Eventually, the dreariness of Kumiko’s world overwhelms her. Spurred on by the hiring of a younger secretary, Kumiko releases Bunzo on the subway before using the company credit card to book a flight to Minnesota. Upon arriving, it becomes clear just how under-prepared she is, as she speaks little English, lacks appropriate clothing, and predictably has the company credit card cancelled. As a result, her journey becomes more arduous and desperate, though she eventually befriends a local police officer who attempts to explain to her that Fargo is fictitious. The two experience amazing frustration attempting to convey the nuances of their respective worldviews. The officer can’t quite explain how Fargo’s title card is artistic license, and Kumiko fails to impart her sense of adventure and the importance of the treasure to her.

In an effort to better understand each other, the officer takes Kumiko to a Chinese restaurant, mistakenly thinking that they could help translating. Eventually, Kumiko grows angrier at the officer’s insistence that Fargo is not real, and she runs away from him, hopping into a cab. She likewise deserts the cabdriver when she thinks she is close to the treasure, and wanders across a frozen lake in search of that ice scraper marking the spot.
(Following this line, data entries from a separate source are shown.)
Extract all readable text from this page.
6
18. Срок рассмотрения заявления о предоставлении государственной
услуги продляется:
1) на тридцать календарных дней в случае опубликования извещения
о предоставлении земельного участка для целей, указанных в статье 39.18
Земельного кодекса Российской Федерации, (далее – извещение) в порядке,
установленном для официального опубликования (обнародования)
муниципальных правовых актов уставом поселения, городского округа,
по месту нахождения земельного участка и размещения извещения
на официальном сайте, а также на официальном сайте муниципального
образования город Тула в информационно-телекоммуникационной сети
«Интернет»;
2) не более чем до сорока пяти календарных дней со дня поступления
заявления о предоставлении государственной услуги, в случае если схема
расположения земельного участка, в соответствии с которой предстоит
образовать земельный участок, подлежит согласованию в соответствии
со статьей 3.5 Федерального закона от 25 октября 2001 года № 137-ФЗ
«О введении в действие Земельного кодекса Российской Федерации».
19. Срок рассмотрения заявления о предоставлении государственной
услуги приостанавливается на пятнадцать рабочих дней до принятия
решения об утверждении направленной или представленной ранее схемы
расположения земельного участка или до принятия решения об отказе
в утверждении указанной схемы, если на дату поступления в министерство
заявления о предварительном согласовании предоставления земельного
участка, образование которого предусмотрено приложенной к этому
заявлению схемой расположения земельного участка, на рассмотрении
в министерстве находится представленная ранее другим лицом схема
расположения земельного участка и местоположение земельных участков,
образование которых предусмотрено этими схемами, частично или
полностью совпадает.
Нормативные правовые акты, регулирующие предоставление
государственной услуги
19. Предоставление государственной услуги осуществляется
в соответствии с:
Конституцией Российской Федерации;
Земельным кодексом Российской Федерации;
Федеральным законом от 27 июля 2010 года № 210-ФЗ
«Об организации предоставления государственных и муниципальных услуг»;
The importance of whether Kumiko discovers her quarry or not begins to fade at this point in the story as our empathy for her exposes our own worry that we aren’t living life to its fullest. Though Kumiko may be naive and dysfunctional, her desire to shuffle the coil of mediocrity and pursue the beauty and joy in living is poignant and heart-warming. Rinko Kikuchi is able to imbue Kumiko with all of these subtle traits throughout her performance, and the result is a tragic yet wonderful character who reminds us that to reach for a dream and fail rewards more than a lifetime of providence.